I say categorically they have never happened, because in the very nature of things a miracle is an absurdity. It simply means suddenly nature forgets its laws, existence changes its course. No, existence is fair, it is equal to all, exactly the same to all. And it is good that it is fair and equal; otherwise there would be the same bureaucracy and hierarchy that goes on in governments.
And that’s what religions have been trying to create. What is this Christianity? A certain kind of bureaucracy from God, the Holy Ghost, Jesus, the messiah; then the pope, his representative; then the cardinal, then the bishop, and so on and so on…. It goes on and on to the lowest priest in the village.
This is a hierarchy, a bureaucracy. But everything is based on the miracles of Jesus. That’s why I want to hammer those miracles as forcibly as possible. If they are broken completely the whole hierarchy and bureaucracy falls down; they have nothing else to support them. And the same is true about all religions
I know only of one miracle which is not included in your question about miracles; and that miracle is a jump of consciousness between the master and the disciple.
Something transpires, but it is not done by the master, it is not done by the disciple. Both are surprised when it happens.
The master is available.
Whenever the disciple is also available, it simply happens.

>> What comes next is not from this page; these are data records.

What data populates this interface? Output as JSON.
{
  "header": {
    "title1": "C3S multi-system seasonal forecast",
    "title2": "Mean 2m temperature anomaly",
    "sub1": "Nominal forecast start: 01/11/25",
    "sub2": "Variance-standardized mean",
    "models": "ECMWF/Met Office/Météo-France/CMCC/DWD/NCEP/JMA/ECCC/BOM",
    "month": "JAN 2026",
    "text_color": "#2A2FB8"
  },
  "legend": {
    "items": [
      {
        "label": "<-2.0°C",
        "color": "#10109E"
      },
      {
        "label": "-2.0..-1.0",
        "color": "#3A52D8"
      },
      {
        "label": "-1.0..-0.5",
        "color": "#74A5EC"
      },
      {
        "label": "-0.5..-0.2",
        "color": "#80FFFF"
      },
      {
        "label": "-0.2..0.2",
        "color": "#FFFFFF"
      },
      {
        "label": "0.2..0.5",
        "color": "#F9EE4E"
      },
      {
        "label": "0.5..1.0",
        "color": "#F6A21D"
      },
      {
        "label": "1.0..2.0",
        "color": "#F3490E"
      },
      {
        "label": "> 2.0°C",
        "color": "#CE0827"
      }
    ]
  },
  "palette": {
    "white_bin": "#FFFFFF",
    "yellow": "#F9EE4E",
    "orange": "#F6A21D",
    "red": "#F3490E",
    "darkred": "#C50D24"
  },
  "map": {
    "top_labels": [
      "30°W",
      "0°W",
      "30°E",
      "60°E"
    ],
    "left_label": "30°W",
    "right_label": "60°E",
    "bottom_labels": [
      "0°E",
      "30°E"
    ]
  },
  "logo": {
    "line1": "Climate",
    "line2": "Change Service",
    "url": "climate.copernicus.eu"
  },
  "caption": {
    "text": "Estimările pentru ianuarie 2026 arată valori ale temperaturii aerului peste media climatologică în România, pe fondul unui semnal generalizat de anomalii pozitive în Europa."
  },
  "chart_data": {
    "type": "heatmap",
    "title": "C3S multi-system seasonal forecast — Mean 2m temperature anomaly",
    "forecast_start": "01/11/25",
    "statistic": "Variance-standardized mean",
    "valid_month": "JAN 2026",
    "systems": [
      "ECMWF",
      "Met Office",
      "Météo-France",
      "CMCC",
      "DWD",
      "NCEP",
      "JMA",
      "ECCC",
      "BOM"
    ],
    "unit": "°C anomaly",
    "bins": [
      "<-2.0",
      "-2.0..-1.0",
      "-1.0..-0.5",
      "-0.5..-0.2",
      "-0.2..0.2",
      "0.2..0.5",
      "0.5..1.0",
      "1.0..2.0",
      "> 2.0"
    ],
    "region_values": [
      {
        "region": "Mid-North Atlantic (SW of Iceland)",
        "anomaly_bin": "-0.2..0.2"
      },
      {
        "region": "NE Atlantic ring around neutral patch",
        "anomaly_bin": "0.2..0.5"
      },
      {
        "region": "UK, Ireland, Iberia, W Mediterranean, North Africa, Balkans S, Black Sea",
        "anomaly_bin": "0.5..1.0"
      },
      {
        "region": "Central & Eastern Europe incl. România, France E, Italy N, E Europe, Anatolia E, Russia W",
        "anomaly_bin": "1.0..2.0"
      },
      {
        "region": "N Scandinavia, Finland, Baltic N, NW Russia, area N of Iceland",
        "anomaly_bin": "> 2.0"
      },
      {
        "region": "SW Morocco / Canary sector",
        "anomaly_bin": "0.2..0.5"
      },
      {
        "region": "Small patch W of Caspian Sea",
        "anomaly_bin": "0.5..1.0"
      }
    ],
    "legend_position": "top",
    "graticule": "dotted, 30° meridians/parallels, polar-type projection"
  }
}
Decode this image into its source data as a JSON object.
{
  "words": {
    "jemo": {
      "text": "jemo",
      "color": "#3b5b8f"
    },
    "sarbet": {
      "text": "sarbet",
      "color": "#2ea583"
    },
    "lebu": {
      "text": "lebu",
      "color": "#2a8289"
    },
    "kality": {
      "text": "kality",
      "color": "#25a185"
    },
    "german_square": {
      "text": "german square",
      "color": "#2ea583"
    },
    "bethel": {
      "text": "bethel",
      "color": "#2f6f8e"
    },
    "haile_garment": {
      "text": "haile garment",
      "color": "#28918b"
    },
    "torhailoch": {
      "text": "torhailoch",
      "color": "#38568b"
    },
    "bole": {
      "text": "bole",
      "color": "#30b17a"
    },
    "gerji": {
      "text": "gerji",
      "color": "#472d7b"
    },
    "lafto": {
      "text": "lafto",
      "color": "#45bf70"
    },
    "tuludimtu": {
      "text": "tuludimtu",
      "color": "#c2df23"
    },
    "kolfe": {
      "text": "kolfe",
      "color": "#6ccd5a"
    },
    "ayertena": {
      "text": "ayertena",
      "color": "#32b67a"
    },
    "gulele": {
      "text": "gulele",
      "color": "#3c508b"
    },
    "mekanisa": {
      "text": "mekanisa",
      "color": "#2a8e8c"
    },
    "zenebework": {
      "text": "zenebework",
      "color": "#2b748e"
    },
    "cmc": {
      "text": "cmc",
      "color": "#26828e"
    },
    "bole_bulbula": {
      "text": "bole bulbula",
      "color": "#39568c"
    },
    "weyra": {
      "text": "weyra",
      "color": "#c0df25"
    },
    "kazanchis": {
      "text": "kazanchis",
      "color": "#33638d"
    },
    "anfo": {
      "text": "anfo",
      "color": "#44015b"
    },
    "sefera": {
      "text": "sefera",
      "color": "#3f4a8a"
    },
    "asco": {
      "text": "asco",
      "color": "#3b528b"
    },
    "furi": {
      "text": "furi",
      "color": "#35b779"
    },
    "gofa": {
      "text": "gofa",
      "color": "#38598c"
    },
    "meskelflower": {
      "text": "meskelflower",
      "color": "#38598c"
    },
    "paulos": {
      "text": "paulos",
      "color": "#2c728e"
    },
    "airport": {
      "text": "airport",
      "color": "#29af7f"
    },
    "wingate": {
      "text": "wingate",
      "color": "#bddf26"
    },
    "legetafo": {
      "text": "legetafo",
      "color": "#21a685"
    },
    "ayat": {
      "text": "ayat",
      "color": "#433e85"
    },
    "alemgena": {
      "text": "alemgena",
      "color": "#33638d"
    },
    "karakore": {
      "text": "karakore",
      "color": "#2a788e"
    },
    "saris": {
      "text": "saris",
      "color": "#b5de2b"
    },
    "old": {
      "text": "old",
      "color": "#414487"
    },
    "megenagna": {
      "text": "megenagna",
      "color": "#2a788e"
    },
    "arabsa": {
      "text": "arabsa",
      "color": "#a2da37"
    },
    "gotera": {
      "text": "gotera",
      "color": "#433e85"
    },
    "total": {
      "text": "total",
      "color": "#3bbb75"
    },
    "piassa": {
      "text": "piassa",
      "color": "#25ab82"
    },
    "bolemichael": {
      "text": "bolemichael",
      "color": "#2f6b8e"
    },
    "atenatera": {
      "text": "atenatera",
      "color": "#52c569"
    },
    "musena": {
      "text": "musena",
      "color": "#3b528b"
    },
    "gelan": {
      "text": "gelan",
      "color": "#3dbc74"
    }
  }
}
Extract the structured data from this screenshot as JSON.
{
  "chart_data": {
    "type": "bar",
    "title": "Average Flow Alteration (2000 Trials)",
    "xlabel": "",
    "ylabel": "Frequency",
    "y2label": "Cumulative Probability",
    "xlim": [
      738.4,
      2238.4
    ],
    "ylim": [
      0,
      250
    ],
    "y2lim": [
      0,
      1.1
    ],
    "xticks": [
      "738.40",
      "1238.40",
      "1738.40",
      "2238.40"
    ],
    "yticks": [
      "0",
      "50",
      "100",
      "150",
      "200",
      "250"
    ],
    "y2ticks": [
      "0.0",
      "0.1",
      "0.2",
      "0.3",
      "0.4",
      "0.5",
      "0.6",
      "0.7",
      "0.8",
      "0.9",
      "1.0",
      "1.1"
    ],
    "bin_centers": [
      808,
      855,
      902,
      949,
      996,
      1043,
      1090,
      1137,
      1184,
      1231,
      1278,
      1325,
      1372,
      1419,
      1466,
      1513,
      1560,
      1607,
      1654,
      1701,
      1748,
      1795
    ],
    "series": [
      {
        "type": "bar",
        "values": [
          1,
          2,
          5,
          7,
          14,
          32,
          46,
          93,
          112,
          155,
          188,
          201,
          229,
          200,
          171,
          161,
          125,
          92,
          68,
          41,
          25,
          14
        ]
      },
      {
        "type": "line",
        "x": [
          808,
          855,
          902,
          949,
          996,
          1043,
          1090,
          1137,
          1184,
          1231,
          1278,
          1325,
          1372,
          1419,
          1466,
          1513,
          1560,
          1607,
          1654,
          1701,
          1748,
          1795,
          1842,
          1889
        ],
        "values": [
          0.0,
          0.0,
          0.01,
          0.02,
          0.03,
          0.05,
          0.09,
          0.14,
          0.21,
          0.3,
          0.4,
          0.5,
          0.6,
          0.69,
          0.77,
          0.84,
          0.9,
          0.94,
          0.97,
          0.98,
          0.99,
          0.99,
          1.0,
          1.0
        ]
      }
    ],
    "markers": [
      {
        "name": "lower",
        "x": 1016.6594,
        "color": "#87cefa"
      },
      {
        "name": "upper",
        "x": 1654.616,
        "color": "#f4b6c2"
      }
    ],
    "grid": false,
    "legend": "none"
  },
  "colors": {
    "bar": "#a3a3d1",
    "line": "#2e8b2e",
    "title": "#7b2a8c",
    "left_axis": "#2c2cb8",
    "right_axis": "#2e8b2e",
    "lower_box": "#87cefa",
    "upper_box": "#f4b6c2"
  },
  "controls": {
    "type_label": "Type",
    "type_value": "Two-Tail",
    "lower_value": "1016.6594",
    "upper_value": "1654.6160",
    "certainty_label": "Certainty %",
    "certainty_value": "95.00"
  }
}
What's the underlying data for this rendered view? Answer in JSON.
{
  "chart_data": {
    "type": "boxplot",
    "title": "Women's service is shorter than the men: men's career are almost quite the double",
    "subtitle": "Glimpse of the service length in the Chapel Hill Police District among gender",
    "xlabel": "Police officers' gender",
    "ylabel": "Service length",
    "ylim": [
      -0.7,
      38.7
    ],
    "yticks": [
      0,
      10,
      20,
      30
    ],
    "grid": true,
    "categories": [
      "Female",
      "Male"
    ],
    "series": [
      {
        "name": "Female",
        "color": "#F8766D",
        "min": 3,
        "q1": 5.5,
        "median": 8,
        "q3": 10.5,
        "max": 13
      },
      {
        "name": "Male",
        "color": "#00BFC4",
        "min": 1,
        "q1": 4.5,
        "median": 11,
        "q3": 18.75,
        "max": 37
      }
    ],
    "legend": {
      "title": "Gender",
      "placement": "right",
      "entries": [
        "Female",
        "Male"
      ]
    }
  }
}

This is the only miracle I know of
But it is not to be categorized with other miracles because it is really the ultimate law of existence. It is not something against existence, it is something which is the deepest, most central, most fundamental part of existence itself.
Just look for this miracle, wait for this miracle, and forget all nonsense about everything else.
If you really want to be religious, if you really want to be transformed, then you have to destroy all barriers between you and the transformation you are searching.
Yes, that miracle is possible. That miracle is possible any moment – here, now. So prepare for that. Don’t go on digging in bullshit.